A new concept has emerged at the historic train station in downtown Tuscaloosa where the COVID-19 pandemic caused 301 Bistro, Bar & Beer Garden to permanently close in March, featuring the same ownership and an entirely different vibe.

Druid City Social, a new gastropub operated by 301 owner Bill Lloyd and new co-owner Brandon Hanks, sits in the same space as 301 used to in the historic L&N Tuscaloosa train station and features a menu packed with high-end pub food picks.

"I keep saying 'it's brilliant -- opening a restaurant in the middle of a pandemic,'" Lloyd joked. "[301] was just such an iconic building, and we wanted to honor that."

The more formal decor of 301 Bistro has been replaced with relics from Tuscaloosa's past, including framed photos, signs, and concert photos, with its bar area still mimicking the style of an old-fashioned speakeasy.

Highlights on the menu include 301 favorites like Reuben Spring Rolls and the Beer Garden Pretzel, but the menu has been expanded to include anything from vegetarian options such as rice and bean bowls to Porcini mushroom and Truffle Ravioli that can include salmon, shrimp or chicken.

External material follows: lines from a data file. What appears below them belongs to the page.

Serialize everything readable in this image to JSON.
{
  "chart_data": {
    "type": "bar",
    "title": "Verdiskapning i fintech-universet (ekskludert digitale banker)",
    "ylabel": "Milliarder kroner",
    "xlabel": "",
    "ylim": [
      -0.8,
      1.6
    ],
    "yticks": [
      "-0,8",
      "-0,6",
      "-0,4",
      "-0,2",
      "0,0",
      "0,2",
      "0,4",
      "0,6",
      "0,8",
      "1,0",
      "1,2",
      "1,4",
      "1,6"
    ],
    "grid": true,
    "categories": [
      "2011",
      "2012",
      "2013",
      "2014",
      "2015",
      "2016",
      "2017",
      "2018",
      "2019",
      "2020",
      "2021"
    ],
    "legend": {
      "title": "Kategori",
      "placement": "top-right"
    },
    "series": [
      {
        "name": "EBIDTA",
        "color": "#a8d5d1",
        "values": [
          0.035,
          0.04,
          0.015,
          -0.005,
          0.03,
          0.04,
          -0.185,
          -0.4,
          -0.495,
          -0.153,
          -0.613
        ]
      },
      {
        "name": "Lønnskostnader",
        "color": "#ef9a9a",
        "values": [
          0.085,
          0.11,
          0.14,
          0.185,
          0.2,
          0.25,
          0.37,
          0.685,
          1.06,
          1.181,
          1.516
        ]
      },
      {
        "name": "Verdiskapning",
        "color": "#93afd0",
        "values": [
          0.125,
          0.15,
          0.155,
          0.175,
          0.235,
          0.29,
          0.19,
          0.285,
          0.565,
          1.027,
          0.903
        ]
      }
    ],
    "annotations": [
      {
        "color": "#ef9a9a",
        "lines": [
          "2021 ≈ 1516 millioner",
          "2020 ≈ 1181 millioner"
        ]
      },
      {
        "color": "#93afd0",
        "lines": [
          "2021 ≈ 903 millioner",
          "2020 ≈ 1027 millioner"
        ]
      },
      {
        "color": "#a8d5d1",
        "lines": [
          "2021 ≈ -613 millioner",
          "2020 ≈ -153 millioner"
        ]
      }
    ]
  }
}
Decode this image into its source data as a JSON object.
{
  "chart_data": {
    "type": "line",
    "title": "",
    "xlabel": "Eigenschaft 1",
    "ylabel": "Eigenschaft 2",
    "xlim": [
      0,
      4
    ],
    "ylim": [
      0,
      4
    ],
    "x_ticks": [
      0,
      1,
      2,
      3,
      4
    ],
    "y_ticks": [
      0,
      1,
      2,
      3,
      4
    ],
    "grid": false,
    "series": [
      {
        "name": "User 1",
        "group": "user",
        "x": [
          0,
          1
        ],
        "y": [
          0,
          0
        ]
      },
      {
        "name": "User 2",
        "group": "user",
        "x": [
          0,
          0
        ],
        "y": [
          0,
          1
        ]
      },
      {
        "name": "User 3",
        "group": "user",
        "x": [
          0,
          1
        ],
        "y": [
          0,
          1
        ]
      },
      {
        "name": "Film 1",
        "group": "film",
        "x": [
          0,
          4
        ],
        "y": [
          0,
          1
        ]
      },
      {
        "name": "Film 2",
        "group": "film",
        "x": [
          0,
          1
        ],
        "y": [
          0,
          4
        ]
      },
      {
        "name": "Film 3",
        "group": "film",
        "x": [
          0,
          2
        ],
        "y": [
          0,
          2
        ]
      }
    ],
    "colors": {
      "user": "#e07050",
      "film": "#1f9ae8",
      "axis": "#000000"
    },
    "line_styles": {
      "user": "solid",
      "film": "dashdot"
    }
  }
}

Lloyd said he considered retiring earlier this summer after struggling to keep 301 open and operating, but he soon switched gears and partnered with former competitor Hanks. Both have a storied history in Tuscaloosa -- Lloyd being the former owner of Wilhagan's Grille and Taproom and Casual Class Catering, and Hanks simultaneously operating The Booth on University Boulevard. Together, they've been working to ensure the customers' safety while still delivering products for the refined palate.

Keeping the pandemic in mind as all entrepreneurs must, Lloyd said he has taken time make sure Druid City Social allows for even more social distancing than the already spacious 301 did. The large beer garden area takes advantage of the station's outdoor greenspace and spaces out tables and chairs so guests can remain comfortable and oscillating fans keep the air fresh.

Lloyd said the combined experience of the new restaurant's owners has helped Druid City Social jump off to a great start by seeing a lot of their existing or former customers stop by to see what the new place has to offer.

He said in their six weeks of operation since opening, customers have been responded overwhelmingly well to the menu changes.

"The price point is down from where we were at 301, so you can come in and have a nice ribeye... or you can get yourself a burger, and a pretzel, and a beer," Lloyd said.

Lloyd hopes that in the coming months, assuming the coronavirus comes under some kind of control, that he can bring back 301's New Orleans Jazz Sunday Brunch and introduce some events to cater to the college-age crowds, eventually turning DCS into a regular go-to spot for students.

Druid City Social is open from 4pm-10pm Sunday through Wednesday, 4pm-12am Thursday and Friday, and 12pm-2am on Saturday.